A separate bill that would ban federal usage has not fared as well on Capitol Hill, mostly because of the CIA’s nearly invincible constituency there.  Representative Jack Brooks (D-Texas), chairman of the Government Operations Committee, for years has campaigned in vain against federal polygraphing.  House aides concede that the legislation calling for a private sector ban is carefully written so as not to step on the toes of the national security establishment.

This means that Fort McClellan will probably be turning out its graduates at least for the remainder of the Reagan administration, adding to its 1,200 alumni of the past 35 years.  The school aims to expand its output from 48 students a year to 108, and has high hopes for new facilities.  According to one student from NSA, there are new, though unannounced, pay incentives to go into polygraphing.  And the Secret Service has joined the CIA and NSA in requiring pre-employment exams.

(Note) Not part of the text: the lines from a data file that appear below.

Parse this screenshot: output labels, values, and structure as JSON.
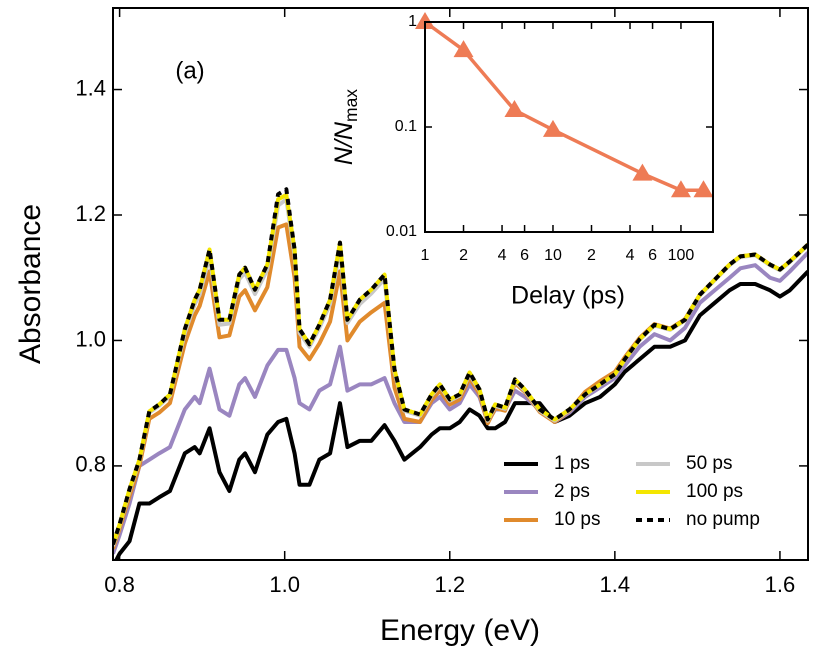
{
  "chart_data": [
    {
      "type": "line",
      "xlabel": "Energy (eV)",
      "ylabel": "Absorbance",
      "annotation": "(a)",
      "xlim": [
        0.792,
        1.634
      ],
      "ylim": [
        0.65,
        1.53
      ],
      "xticks": [
        0.8,
        {
          "value": 1,
          "label": "1.0"
        },
        1.2,
        1.4,
        1.6
      ],
      "yticks": [
        0.8,
        {
          "value": 1,
          "label": "1.0"
        },
        1.2,
        1.4
      ],
      "legend": "lower right",
      "legend_columns": 2,
      "x": [
        0.792,
        0.8,
        0.812,
        0.824,
        0.836,
        0.848,
        0.861,
        0.879,
        0.891,
        0.897,
        0.909,
        0.921,
        0.933,
        0.945,
        0.952,
        0.964,
        0.979,
        0.992,
        1.002,
        1.012,
        1.018,
        1.03,
        1.042,
        1.055,
        1.067,
        1.076,
        1.091,
        1.105,
        1.121,
        1.133,
        1.145,
        1.164,
        1.178,
        1.188,
        1.2,
        1.212,
        1.224,
        1.236,
        1.246,
        1.255,
        1.267,
        1.279,
        1.291,
        1.309,
        1.327,
        1.345,
        1.364,
        1.382,
        1.4,
        1.412,
        1.43,
        1.448,
        1.467,
        1.485,
        1.503,
        1.521,
        1.539,
        1.552,
        1.57,
        1.588,
        1.6,
        1.612,
        1.634
      ],
      "series": [
        {
          "name": "1 ps",
          "color": "#000000",
          "linestyle": "solid",
          "values": [
            0.64,
            0.66,
            0.68,
            0.74,
            0.74,
            0.75,
            0.76,
            0.82,
            0.83,
            0.82,
            0.86,
            0.79,
            0.76,
            0.81,
            0.82,
            0.79,
            0.85,
            0.87,
            0.875,
            0.82,
            0.77,
            0.77,
            0.81,
            0.82,
            0.9,
            0.83,
            0.84,
            0.84,
            0.865,
            0.84,
            0.81,
            0.83,
            0.85,
            0.86,
            0.86,
            0.87,
            0.89,
            0.88,
            0.86,
            0.86,
            0.87,
            0.9,
            0.9,
            0.9,
            0.87,
            0.88,
            0.9,
            0.91,
            0.93,
            0.95,
            0.97,
            0.99,
            0.99,
            1.0,
            1.04,
            1.06,
            1.08,
            1.09,
            1.09,
            1.08,
            1.07,
            1.08,
            1.11
          ]
        },
        {
          "name": "2 ps",
          "color": "#9a86c0",
          "linestyle": "solid",
          "values": [
            0.66,
            0.69,
            0.74,
            0.8,
            0.81,
            0.82,
            0.83,
            0.89,
            0.91,
            0.9,
            0.955,
            0.89,
            0.88,
            0.93,
            0.94,
            0.91,
            0.96,
            0.985,
            0.985,
            0.94,
            0.9,
            0.89,
            0.92,
            0.93,
            0.99,
            0.92,
            0.93,
            0.93,
            0.94,
            0.9,
            0.87,
            0.87,
            0.9,
            0.91,
            0.89,
            0.9,
            0.93,
            0.91,
            0.87,
            0.89,
            0.89,
            0.92,
            0.91,
            0.89,
            0.87,
            0.885,
            0.91,
            0.925,
            0.94,
            0.96,
            0.99,
            1.01,
            1.0,
            1.02,
            1.06,
            1.08,
            1.1,
            1.115,
            1.12,
            1.1,
            1.095,
            1.11,
            1.14
          ]
        },
        {
          "name": "10 ps",
          "color": "#e08a2c",
          "linestyle": "solid",
          "values": [
            0.668,
            0.7,
            0.752,
            0.8,
            0.875,
            0.885,
            0.9,
            0.995,
            1.04,
            1.055,
            1.11,
            1.005,
            1.008,
            1.07,
            1.08,
            1.048,
            1.085,
            1.18,
            1.185,
            1.1,
            0.99,
            0.97,
            0.995,
            1.03,
            1.11,
            1.0,
            1.03,
            1.045,
            1.06,
            0.925,
            0.875,
            0.87,
            0.905,
            0.92,
            0.898,
            0.906,
            0.94,
            0.915,
            0.868,
            0.892,
            0.888,
            0.932,
            0.918,
            0.886,
            0.87,
            0.888,
            0.918,
            0.935,
            0.95,
            0.973,
            1.004,
            1.026,
            1.019,
            1.034,
            1.073,
            1.097,
            1.121,
            1.134,
            1.137,
            1.121,
            1.113,
            1.126,
            1.153
          ]
        },
        {
          "name": "50 ps",
          "color": "#c8c8c8",
          "linestyle": "solid",
          "values": [
            0.672,
            0.705,
            0.76,
            0.808,
            0.885,
            0.896,
            0.912,
            1.012,
            1.058,
            1.073,
            1.135,
            1.025,
            1.027,
            1.098,
            1.108,
            1.074,
            1.113,
            1.215,
            1.225,
            1.135,
            1.012,
            0.99,
            1.02,
            1.058,
            1.145,
            1.028,
            1.058,
            1.075,
            1.098,
            0.95,
            0.888,
            0.88,
            0.912,
            0.928,
            0.904,
            0.912,
            0.946,
            0.92,
            0.872,
            0.896,
            0.891,
            0.935,
            0.92,
            0.888,
            0.872,
            0.889,
            0.913,
            0.929,
            0.945,
            0.969,
            1.001,
            1.024,
            1.017,
            1.032,
            1.072,
            1.096,
            1.12,
            1.133,
            1.136,
            1.12,
            1.112,
            1.125,
            1.152
          ]
        },
        {
          "name": "100 ps",
          "color": "#f4e600",
          "linestyle": "solid",
          "values": [
            0.675,
            0.707,
            0.763,
            0.81,
            0.887,
            0.898,
            0.914,
            1.018,
            1.065,
            1.081,
            1.145,
            1.033,
            1.033,
            1.105,
            1.116,
            1.081,
            1.121,
            1.225,
            1.232,
            1.145,
            1.018,
            0.994,
            1.025,
            1.065,
            1.156,
            1.033,
            1.065,
            1.081,
            1.105,
            0.954,
            0.89,
            0.882,
            0.914,
            0.93,
            0.906,
            0.914,
            0.949,
            0.922,
            0.874,
            0.898,
            0.893,
            0.938,
            0.922,
            0.89,
            0.874,
            0.89,
            0.914,
            0.93,
            0.946,
            0.97,
            1.002,
            1.025,
            1.018,
            1.033,
            1.073,
            1.097,
            1.121,
            1.134,
            1.137,
            1.121,
            1.113,
            1.126,
            1.153
          ]
        },
        {
          "name": "no pump",
          "color": "#000000",
          "linestyle": "dashed",
          "values": [
            0.675,
            0.707,
            0.763,
            0.81,
            0.887,
            0.898,
            0.914,
            1.018,
            1.065,
            1.081,
            1.145,
            1.033,
            1.033,
            1.105,
            1.116,
            1.081,
            1.121,
            1.233,
            1.241,
            1.145,
            1.018,
            0.994,
            1.025,
            1.065,
            1.156,
            1.033,
            1.065,
            1.081,
            1.105,
            0.954,
            0.89,
            0.882,
            0.914,
            0.93,
            0.906,
            0.914,
            0.949,
            0.922,
            0.874,
            0.898,
            0.893,
            0.938,
            0.922,
            0.89,
            0.874,
            0.89,
            0.914,
            0.93,
            0.946,
            0.97,
            1.002,
            1.025,
            1.018,
            1.033,
            1.073,
            1.097,
            1.121,
            1.134,
            1.137,
            1.121,
            1.113,
            1.126,
            1.153
          ]
        }
      ]
    },
    {
      "type": "line",
      "xlabel": "Delay (ps)",
      "ylabel": "N/N",
      "ylabel_subscript": "max",
      "log_x": true,
      "log_y": true,
      "xlim": [
        1,
        178
      ],
      "ylim": [
        0.01,
        1
      ],
      "xticks": [
        1,
        2,
        4,
        6,
        10,
        {
          "value": 20,
          "label": "2"
        },
        {
          "value": 40,
          "label": "4"
        },
        {
          "value": 60,
          "label": "6"
        },
        100
      ],
      "yticks": [
        0.01,
        0.1,
        1
      ],
      "x": [
        1,
        2,
        5,
        10,
        50,
        100,
        150
      ],
      "series": [
        {
          "color": "#ee7b55",
          "marker": "triangle",
          "linestyle": "solid",
          "values": [
            1,
            0.54,
            0.145,
            0.094,
            0.036,
            0.025,
            0.025
          ]
        }
      ]
    }
  ]
}
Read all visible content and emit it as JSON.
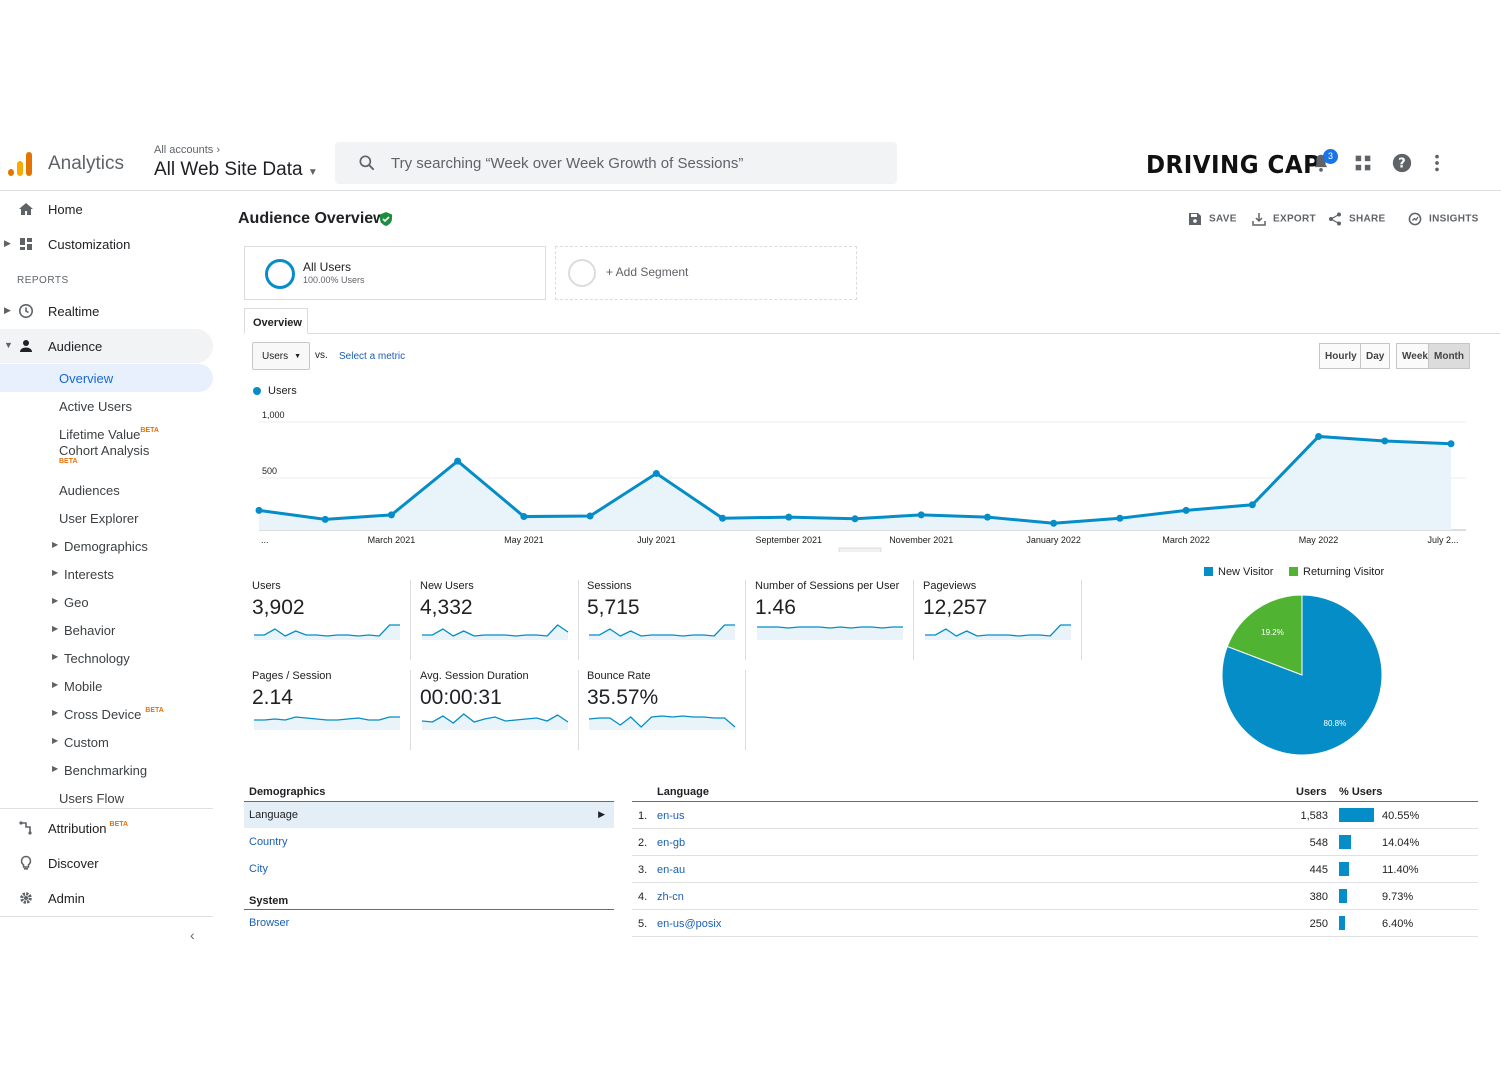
{
  "header": {
    "brand": "Analytics",
    "account_crumb": "All accounts",
    "property": "All Web Site Data",
    "search_placeholder": "Try searching “Week over Week Growth of Sessions”",
    "promo_logo_text": "DRIVING CAP",
    "notification_count": "3"
  },
  "sidebar": {
    "home": "Home",
    "customization": "Customization",
    "reports_header": "REPORTS",
    "realtime": "Realtime",
    "audience": "Audience",
    "audience_items": [
      {
        "label": "Overview"
      },
      {
        "label": "Active Users"
      },
      {
        "label": "Lifetime Value",
        "badge": "BETA"
      },
      {
        "label": "Cohort Analysis",
        "badge": "BETA"
      },
      {
        "label": "Audiences"
      },
      {
        "label": "User Explorer"
      },
      {
        "label": "Demographics"
      },
      {
        "label": "Interests"
      },
      {
        "label": "Geo"
      },
      {
        "label": "Behavior"
      },
      {
        "label": "Technology"
      },
      {
        "label": "Mobile"
      },
      {
        "label": "Cross Device",
        "badge": "BETA"
      },
      {
        "label": "Custom"
      },
      {
        "label": "Benchmarking"
      },
      {
        "label": "Users Flow"
      }
    ],
    "attribution": "Attribution",
    "attribution_badge": "BETA",
    "discover": "Discover",
    "admin": "Admin"
  },
  "page": {
    "title": "Audience Overview",
    "actions": {
      "save": "SAVE",
      "export": "EXPORT",
      "share": "SHARE",
      "insights": "INSIGHTS"
    },
    "segment": {
      "name": "All Users",
      "sub": "100.00% Users",
      "add": "+ Add Segment"
    },
    "tab": "Overview",
    "metric_select": "Users",
    "vs": "vs.",
    "select_metric": "Select a metric",
    "granularity": [
      "Hourly",
      "Day",
      "Week",
      "Month"
    ],
    "granularity_selected": "Month",
    "legend": "Users"
  },
  "chart_data": {
    "type": "area",
    "series": [
      {
        "name": "Users",
        "values": [
          175,
          95,
          135,
          615,
          120,
          125,
          505,
          105,
          115,
          100,
          135,
          115,
          60,
          105,
          175,
          225,
          835,
          795,
          770
        ]
      }
    ],
    "x_tick_labels": [
      "...",
      "March 2021",
      "May 2021",
      "July 2021",
      "September 2021",
      "November 2021",
      "January 2022",
      "March 2022",
      "May 2022",
      "July 2..."
    ],
    "y_tick_labels": [
      "1,000",
      "500"
    ],
    "ylim": [
      0,
      1000
    ],
    "color": "#058dc7"
  },
  "kpis": [
    {
      "name": "Users",
      "value": "3,902"
    },
    {
      "name": "New Users",
      "value": "4,332"
    },
    {
      "name": "Sessions",
      "value": "5,715"
    },
    {
      "name": "Number of Sessions per User",
      "value": "1.46"
    },
    {
      "name": "Pageviews",
      "value": "12,257"
    },
    {
      "name": "Pages / Session",
      "value": "2.14"
    },
    {
      "name": "Avg. Session Duration",
      "value": "00:00:31"
    },
    {
      "name": "Bounce Rate",
      "value": "35.57%"
    }
  ],
  "pie": {
    "type": "pie",
    "slices": [
      {
        "name": "New Visitor",
        "value": 80.8,
        "label": "80.8%",
        "color": "#058dc7"
      },
      {
        "name": "Returning Visitor",
        "value": 19.2,
        "label": "19.2%",
        "color": "#50b432"
      }
    ]
  },
  "demographics": {
    "header": "Demographics",
    "items": [
      "Language",
      "Country",
      "City"
    ],
    "selected": "Language",
    "system_header": "System",
    "system_items": [
      "Browser"
    ]
  },
  "language_table": {
    "headers": {
      "dimension": "Language",
      "users": "Users",
      "pct": "% Users"
    },
    "rows": [
      {
        "num": "1.",
        "lang": "en-us",
        "users": "1,583",
        "pct": "40.55%",
        "share": 40.55
      },
      {
        "num": "2.",
        "lang": "en-gb",
        "users": "548",
        "pct": "14.04%",
        "share": 14.04
      },
      {
        "num": "3.",
        "lang": "en-au",
        "users": "445",
        "pct": "11.40%",
        "share": 11.4
      },
      {
        "num": "4.",
        "lang": "zh-cn",
        "users": "380",
        "pct": "9.73%",
        "share": 9.73
      },
      {
        "num": "5.",
        "lang": "en-us@posix",
        "users": "250",
        "pct": "6.40%",
        "share": 6.4
      }
    ]
  }
}
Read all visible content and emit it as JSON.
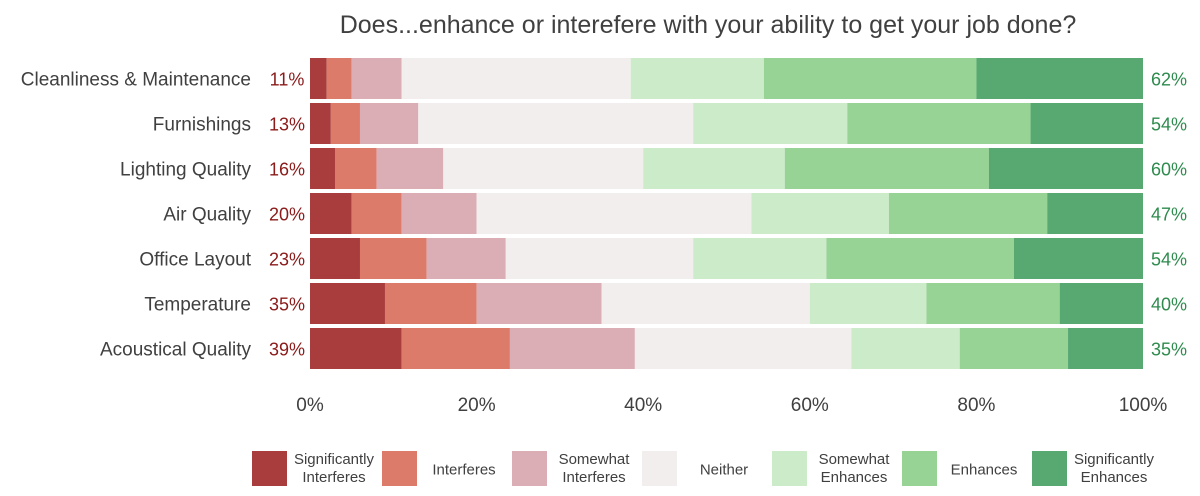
{
  "chart_data": {
    "type": "bar",
    "orientation": "horizontal-stacked-100",
    "title": "Does...enhance or interefere with your ability to get your job done?",
    "categories": [
      "Cleanliness & Maintenance",
      "Furnishings",
      "Lighting Quality",
      "Air Quality",
      "Office Layout",
      "Temperature",
      "Acoustical Quality"
    ],
    "series": [
      {
        "name": "Significantly Interferes",
        "label_lines": [
          "Significantly",
          "Interferes"
        ],
        "color": "#a93c3c",
        "values": [
          2,
          2.5,
          3,
          5,
          6,
          9,
          11
        ]
      },
      {
        "name": "Interferes",
        "label_lines": [
          "Interferes"
        ],
        "color": "#dd7b6a",
        "values": [
          3,
          3.5,
          5,
          6,
          8,
          11,
          13
        ]
      },
      {
        "name": "Somewhat Interferes",
        "label_lines": [
          "Somewhat",
          "Interferes"
        ],
        "color": "#dbadb5",
        "values": [
          6,
          7,
          8,
          9,
          9.5,
          15,
          15
        ]
      },
      {
        "name": "Neither",
        "label_lines": [
          "Neither"
        ],
        "color": "#f2eeee",
        "values": [
          27.5,
          33,
          24,
          33,
          22.5,
          25,
          26
        ]
      },
      {
        "name": "Somewhat Enhances",
        "label_lines": [
          "Somewhat",
          "Enhances"
        ],
        "color": "#cbebc9",
        "values": [
          16,
          18.5,
          17,
          16.5,
          16,
          14,
          13
        ]
      },
      {
        "name": "Enhances",
        "label_lines": [
          "Enhances"
        ],
        "color": "#96d394",
        "values": [
          25.5,
          22,
          24.5,
          19,
          22.5,
          16,
          13
        ]
      },
      {
        "name": "Significantly Enhances",
        "label_lines": [
          "Significantly",
          "Enhances"
        ],
        "color": "#58a872",
        "values": [
          20,
          13.5,
          18.5,
          11.5,
          15.5,
          10,
          9
        ]
      }
    ],
    "interfere_totals": [
      "11%",
      "13%",
      "16%",
      "20%",
      "23%",
      "35%",
      "39%"
    ],
    "enhance_totals": [
      "62%",
      "54%",
      "60%",
      "47%",
      "54%",
      "40%",
      "35%"
    ],
    "xlim": [
      0,
      100
    ],
    "x_ticks": [
      0,
      20,
      40,
      60,
      80,
      100
    ],
    "x_tick_labels": [
      "0%",
      "20%",
      "40%",
      "60%",
      "80%",
      "100%"
    ],
    "legend_position": "bottom",
    "colors": {
      "interfere_text": "#8b1a1a",
      "enhance_text": "#2e8b4e",
      "axis_text": "#404040"
    }
  }
}
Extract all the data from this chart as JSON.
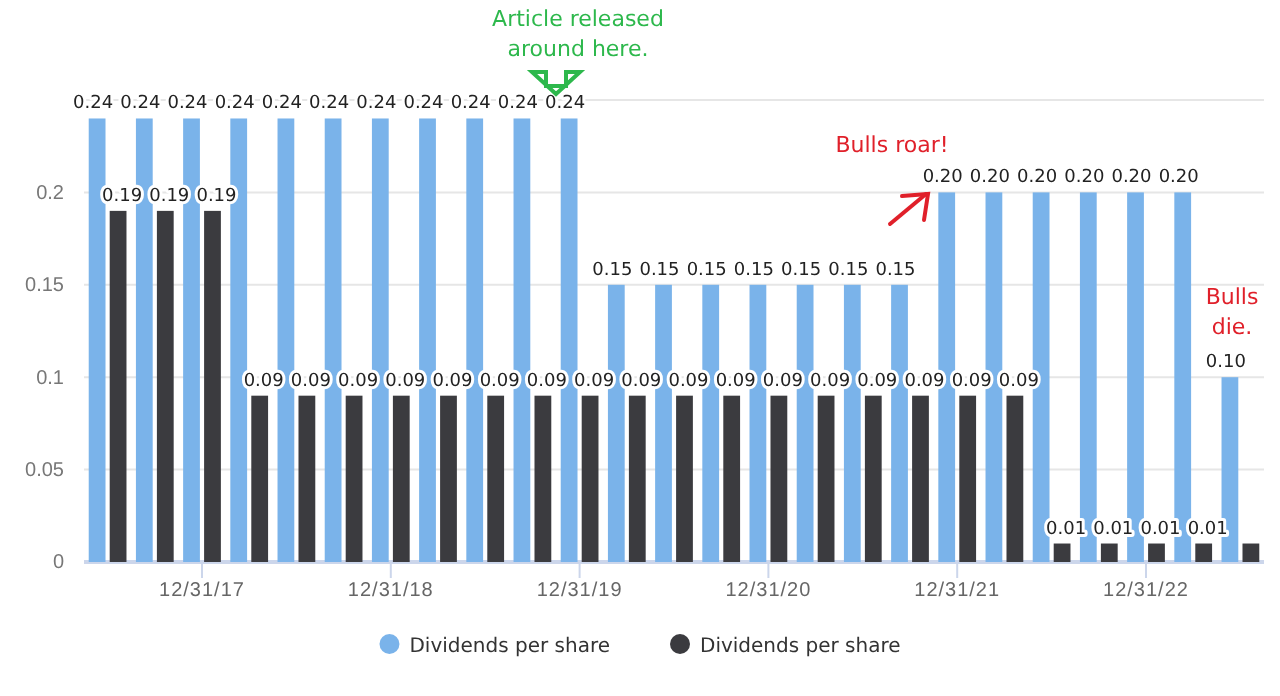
{
  "chart_data": {
    "type": "bar",
    "categories": [
      null,
      null,
      "12/31/17",
      null,
      null,
      null,
      "12/31/18",
      null,
      null,
      null,
      "12/31/19",
      null,
      null,
      null,
      "12/31/20",
      null,
      null,
      null,
      "12/31/21",
      null,
      null,
      null,
      "12/31/22",
      null,
      null
    ],
    "series": [
      {
        "name": "Dividends per share",
        "color": "#7ab3ea",
        "values": [
          0.24,
          0.24,
          0.24,
          0.24,
          0.24,
          0.24,
          0.24,
          0.24,
          0.24,
          0.24,
          0.24,
          0.15,
          0.15,
          0.15,
          0.15,
          0.15,
          0.15,
          0.15,
          0.2,
          0.2,
          0.2,
          0.2,
          0.2,
          0.2,
          0.1
        ],
        "value_labels": [
          "0.24",
          "0.24",
          "0.24",
          "0.24",
          "0.24",
          "0.24",
          "0.24",
          "0.24",
          "0.24",
          "0.24",
          "0.24",
          "0.15",
          "0.15",
          "0.15",
          "0.15",
          "0.15",
          "0.15",
          "0.15",
          "0.20",
          "0.20",
          "0.20",
          "0.20",
          "0.20",
          "0.20",
          "0.10"
        ]
      },
      {
        "name": "Dividends per share",
        "color": "#3b3b3f",
        "values": [
          0.19,
          0.19,
          0.19,
          0.09,
          0.09,
          0.09,
          0.09,
          0.09,
          0.09,
          0.09,
          0.09,
          0.09,
          0.09,
          0.09,
          0.09,
          0.09,
          0.09,
          0.09,
          0.09,
          0.09,
          0.01,
          0.01,
          0.01,
          0.01,
          0.01
        ],
        "value_labels": [
          "0.19",
          "0.19",
          "0.19",
          "0.09",
          "0.09",
          "0.09",
          "0.09",
          "0.09",
          "0.09",
          "0.09",
          "0.09",
          "0.09",
          "0.09",
          "0.09",
          "0.09",
          "0.09",
          "0.09",
          "0.09",
          "0.09",
          "0.09",
          "0.01",
          "0.01",
          "0.01",
          "0.01",
          null
        ]
      }
    ],
    "ylim": [
      0,
      0.25
    ],
    "yticks": [
      0,
      0.05,
      0.1,
      0.15,
      0.2,
      {
        "value": 0.25,
        "label": null
      }
    ],
    "grid": "y",
    "legend": "bottom",
    "annotations": [
      "Article released around here.",
      "Bulls roar!",
      "Bulls die."
    ]
  }
}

These agencies claim that polygraph exams are only one element in an extensive background checking and screening process.  John Schwartz, an instructor at the McClellan school, says that nobody in the Defense Department has ever been denied a security clearance solely on the outcome of a polygraph test.  This may not be the case at the CIA, where “a considerable number” of job candidates are turned away every year because of their performance on polygraph tests, according to spokesman Patty Volz.  In any case, a bit of simple arithmetic demonstrates why even the Schultzes and Kirkpatricks are alarmed about any reliance on the devices.  According to the OTA study, a polygraph security screening operation might detect one “guilty” person out of 1,000 employees.  Even assuming a very high rate of polygraph validity, say 95 percent, the one leaker or spy might be identified as deceitful, but so might 50 innocent employees.  Even assuming 99 percent validity, there would be ten mistakes for every correct detection.

Perhaps more important, as Kirkpatrick pointed out, is that those the government would most want to catch may be the best trained to fool the polygraphist.  “Anybody can sit in that chair and distort and move and make the test inconclusive,” says Ronald Decker, the chief of Fort McClellan’s polygraph division.  “The whole procedure requires that the subject cooperate.”

He also notes that the NSA has taken one precaution against an examinee who tries to fool the polygraph by tightening his sphincter muscle, and thereby momentarily raising his blood pressure.  Instead of sitting in the traditional straight-backed chair, the subject must recline on a Barcalounger.  Apparently that makes it harder to pucker.


Postscript:  The polygraph school at Fort McClellan moved to Fort Jackson, South Carolina, when the entire McClellan base closed in 1999.  It is now known as the National Center for Credibility Assessment.